Ultra High Definition televisions were some of the most visually exciting products at CES 2013—and yet, when I picture one in my home, I feel apprehensive. I imagine the silent speakers; the blackened screen—there's nothing to watch. The television industry's biggest content providers (Comcast, Netflix, Hulu) haven’t even begun the arduous shift towards supplying native 4K material to viewers.
Without content that makes use of this next-gen resolution, purchasing a UHDTV at this point is entirely premature. You wouldn't buy an easel and paintbrushes, and leave the store with no paint, would you?
"But what about upscaling!?" you cry, flailing your little arms in protest. Upscaling is indeed an answer for the lack of native content—I've been saying as much all week. Yet its presence only justifies a UHD TV purchase when the manufacturers have implemented it carefully. A few companies have dedicated processors or engines to aid in upscaling older material—but it may not be enough. Depending on the manufacturer, all of your cable content could end up looking unnatural at best, unwatchable at worst.
We took a close look at upscaled content from a lower definition source. Shadows in the background were blocky, and certain foreground elements were sharpened so much that they looked pasted onto the screen. This is what happens when a fledgling product comes to market undercooked.
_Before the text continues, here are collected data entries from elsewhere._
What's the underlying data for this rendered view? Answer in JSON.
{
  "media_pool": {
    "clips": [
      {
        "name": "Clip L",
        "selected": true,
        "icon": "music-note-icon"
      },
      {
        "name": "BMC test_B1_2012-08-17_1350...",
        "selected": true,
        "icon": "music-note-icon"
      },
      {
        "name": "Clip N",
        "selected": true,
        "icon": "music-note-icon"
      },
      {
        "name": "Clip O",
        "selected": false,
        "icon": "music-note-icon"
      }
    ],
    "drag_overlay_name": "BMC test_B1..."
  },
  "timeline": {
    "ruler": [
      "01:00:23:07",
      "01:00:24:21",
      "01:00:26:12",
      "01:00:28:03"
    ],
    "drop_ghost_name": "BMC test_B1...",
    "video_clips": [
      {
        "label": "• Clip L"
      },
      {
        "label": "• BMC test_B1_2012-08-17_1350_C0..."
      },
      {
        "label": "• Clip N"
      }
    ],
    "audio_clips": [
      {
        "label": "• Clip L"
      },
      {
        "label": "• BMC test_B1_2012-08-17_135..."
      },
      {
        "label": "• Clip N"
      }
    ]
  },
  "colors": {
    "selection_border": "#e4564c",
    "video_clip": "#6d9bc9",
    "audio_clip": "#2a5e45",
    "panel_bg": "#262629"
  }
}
There is a place where Ultra High Definition shines: creation capable devices like tablets and monitors. Televisions are consumption devices, and there's nothing to eat.
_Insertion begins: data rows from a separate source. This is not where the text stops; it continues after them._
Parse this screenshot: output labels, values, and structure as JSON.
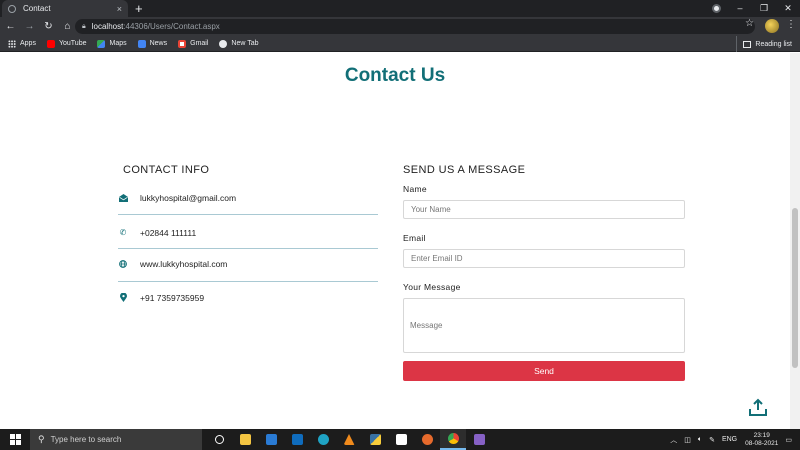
{
  "browser": {
    "tab_title": "Contact",
    "tab_close": "×",
    "new_tab": "+",
    "url_host": "localhost",
    "url_path": ":44306/Users/Contact.aspx",
    "bookmarks": [
      "Apps",
      "YouTube",
      "Maps",
      "News",
      "Gmail",
      "New Tab"
    ],
    "reading_list": "Reading list"
  },
  "page": {
    "title": "Contact Us",
    "contact_info": {
      "heading": "CONTACT INFO",
      "email": "lukkyhospital@gmail.com",
      "phone": "+02844 111111",
      "website": "www.lukkyhospital.com",
      "mobile": "+91 7359735959"
    },
    "message_form": {
      "heading": "SEND US A MESSAGE",
      "name_label": "Name",
      "name_placeholder": "Your Name",
      "email_label": "Email",
      "email_placeholder": "Enter Email ID",
      "message_label": "Your Message",
      "message_placeholder": "Message",
      "send_label": "Send"
    }
  },
  "taskbar": {
    "search_placeholder": "Type here to search",
    "language": "ENG",
    "time": "23:19",
    "date": "08-08-2021"
  },
  "colors": {
    "accent_teal": "#126f77",
    "send_red": "#dc3545",
    "divider_blue": "#a9c9d3"
  }
}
The Case For UHDTVs by Josh Fields
Let’s get this out of the way: Ultra high definition TVs are going to be expensive. But guess what? People will buy them anyways. The question is whether they ought to.
To begin with, UHD content isn’t widely available, but it’s a forward-moving world out there. Samsung says it intends to stream UHD content via Netflix in the future, so keep hope alive. Consider the early adopter for a moment. Where would we be without them? These poor souls (okay, maybe they aren’t exactly poor) have paid top dollar for new technology since the days of the Model T and the first microwave. To an extent, we have these people to thank for the progress behind our beloved, modern TVs. Remember: a 1080p TV went for about $8,000 in 1998.
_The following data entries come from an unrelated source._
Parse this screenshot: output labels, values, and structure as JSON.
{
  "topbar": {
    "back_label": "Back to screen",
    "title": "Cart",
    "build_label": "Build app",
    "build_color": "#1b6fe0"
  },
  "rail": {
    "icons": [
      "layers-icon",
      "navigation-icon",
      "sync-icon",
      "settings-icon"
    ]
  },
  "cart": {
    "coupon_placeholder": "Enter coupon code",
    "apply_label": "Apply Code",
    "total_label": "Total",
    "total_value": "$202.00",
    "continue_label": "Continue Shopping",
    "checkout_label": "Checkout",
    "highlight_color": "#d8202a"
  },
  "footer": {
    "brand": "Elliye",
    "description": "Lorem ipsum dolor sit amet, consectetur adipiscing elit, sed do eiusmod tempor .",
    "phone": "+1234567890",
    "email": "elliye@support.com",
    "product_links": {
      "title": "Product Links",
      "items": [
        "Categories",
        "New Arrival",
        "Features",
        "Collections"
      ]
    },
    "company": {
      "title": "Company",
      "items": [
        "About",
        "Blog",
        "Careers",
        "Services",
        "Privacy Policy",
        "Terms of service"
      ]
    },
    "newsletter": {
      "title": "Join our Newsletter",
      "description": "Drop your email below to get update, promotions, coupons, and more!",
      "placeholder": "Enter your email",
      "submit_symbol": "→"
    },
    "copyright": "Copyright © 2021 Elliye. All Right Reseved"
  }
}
But how should consumers deal with the lack of 4K content? This is where resolution upscaling comes in. If you want a large screen—think 84 inches and larger—converting HD content to UHD will look better, if done right. Why? As a TV screen gets larger, so do its pixels. Since a UHDTV has four times as many pixels as an HD one, the UHD’s pixels will be smaller, so broadcast and Blu-ray content are no worse for wear.
Of course not all UHDTVs are created equal. Some will handle this upscaling process much better than others, a fact we’ve already witnessed at this year’s CES. The models we’ve seen from LG, Samsung, Sharp, Sony, and Toshiba are all gearing up to offer consumers a new level of picture quality. This happens with every type of consumer electronics: Certain brands will make better products than others. You can’t compare a Westinghouse to a Samsung product—it’s just not fair.
LG was the first to release and price a UHDTV: $20,000 for an 84-inch! Yet after seeing it in action, I still walked away impressed. True UHD content looked amazing: The benefits of the enhanced color spectrum and the almost non-existent pixels were very visible.